Lance Corporal Jarvis had found himself in the thick of fierce fighting in Jemappes, Belgium, when his unit, the 57th Field Company Royal Engineers, were tasked with blowing up a bridge over a canal to slow an advancing Germany army on August 23, 1914.
The hero would latterly be awarded the Victoria Cross by King George V the following year on January 13 at the age of 33.
“This was the first to be awarded in The Great War which later became to be known as the First World War,” The Honourable Katharine Nicolson said during her address to a gathered crowd.
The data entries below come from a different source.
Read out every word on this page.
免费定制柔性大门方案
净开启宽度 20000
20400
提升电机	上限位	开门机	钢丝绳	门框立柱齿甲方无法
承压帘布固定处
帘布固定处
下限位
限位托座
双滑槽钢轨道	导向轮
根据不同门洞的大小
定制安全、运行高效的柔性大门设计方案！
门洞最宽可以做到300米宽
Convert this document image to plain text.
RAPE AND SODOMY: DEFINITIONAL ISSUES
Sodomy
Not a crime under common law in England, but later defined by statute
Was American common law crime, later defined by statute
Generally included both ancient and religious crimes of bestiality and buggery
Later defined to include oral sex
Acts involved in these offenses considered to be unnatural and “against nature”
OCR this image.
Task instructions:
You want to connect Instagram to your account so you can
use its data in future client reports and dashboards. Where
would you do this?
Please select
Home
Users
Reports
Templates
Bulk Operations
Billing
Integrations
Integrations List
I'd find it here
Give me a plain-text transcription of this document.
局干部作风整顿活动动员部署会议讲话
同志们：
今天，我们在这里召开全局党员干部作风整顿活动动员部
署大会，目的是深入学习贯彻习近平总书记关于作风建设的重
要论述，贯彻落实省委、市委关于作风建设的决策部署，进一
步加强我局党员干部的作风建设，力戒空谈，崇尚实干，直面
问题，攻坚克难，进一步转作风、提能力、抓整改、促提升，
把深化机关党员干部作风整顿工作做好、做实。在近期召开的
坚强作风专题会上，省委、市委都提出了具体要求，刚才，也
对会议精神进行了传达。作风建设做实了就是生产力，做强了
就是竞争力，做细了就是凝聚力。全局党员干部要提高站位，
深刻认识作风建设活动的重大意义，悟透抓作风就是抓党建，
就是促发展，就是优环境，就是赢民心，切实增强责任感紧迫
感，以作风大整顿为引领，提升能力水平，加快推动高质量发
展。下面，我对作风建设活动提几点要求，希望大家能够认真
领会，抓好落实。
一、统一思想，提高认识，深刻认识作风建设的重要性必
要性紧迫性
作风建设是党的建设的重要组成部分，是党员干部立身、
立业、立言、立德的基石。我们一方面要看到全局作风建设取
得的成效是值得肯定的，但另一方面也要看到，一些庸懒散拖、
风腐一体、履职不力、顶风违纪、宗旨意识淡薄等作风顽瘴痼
She noted, reading a statement from the service programme, that the Victoria Cross is “the highest and most prestigious award for gallantry in the face of the enemy that can be awarded to British and Commonwealth forces.”
Having sent his infantrymen away from the bridge under continued volleys of gunfire, the Lance Corporal had finished the job alone after dashing to and from British lines to complete the task of demolishing the bridge in sight of the German army.
“I am very proud that this incredibly brave and resilient son of Fraserburgh is being honoured in this way,” said Aberdeenshire Council’s Banff and Buchan area manager, Margaret-Jane Cardno, on the ceremony.
She added: “The stone not only commemorates the valour of Charles Jarvis but serves as a permanent reminder of such a dark period of recent world history.
“To further mark this historic event there will be a dedicated exhibition of the life and deeds of Charles Jarvis at the Fraserburgh Heritage Centre which I hope many local people and schools will visit.”
Charles Alfred Jarvis died at the age of 67 and was buried in Cupar Cemetery, Fife.
The First World War broke out in Europe on July 28 1914 and lasted until November 11 1918.
The lives of those who perished in the conflict have been commemorated in this, the First World War’s centenary year.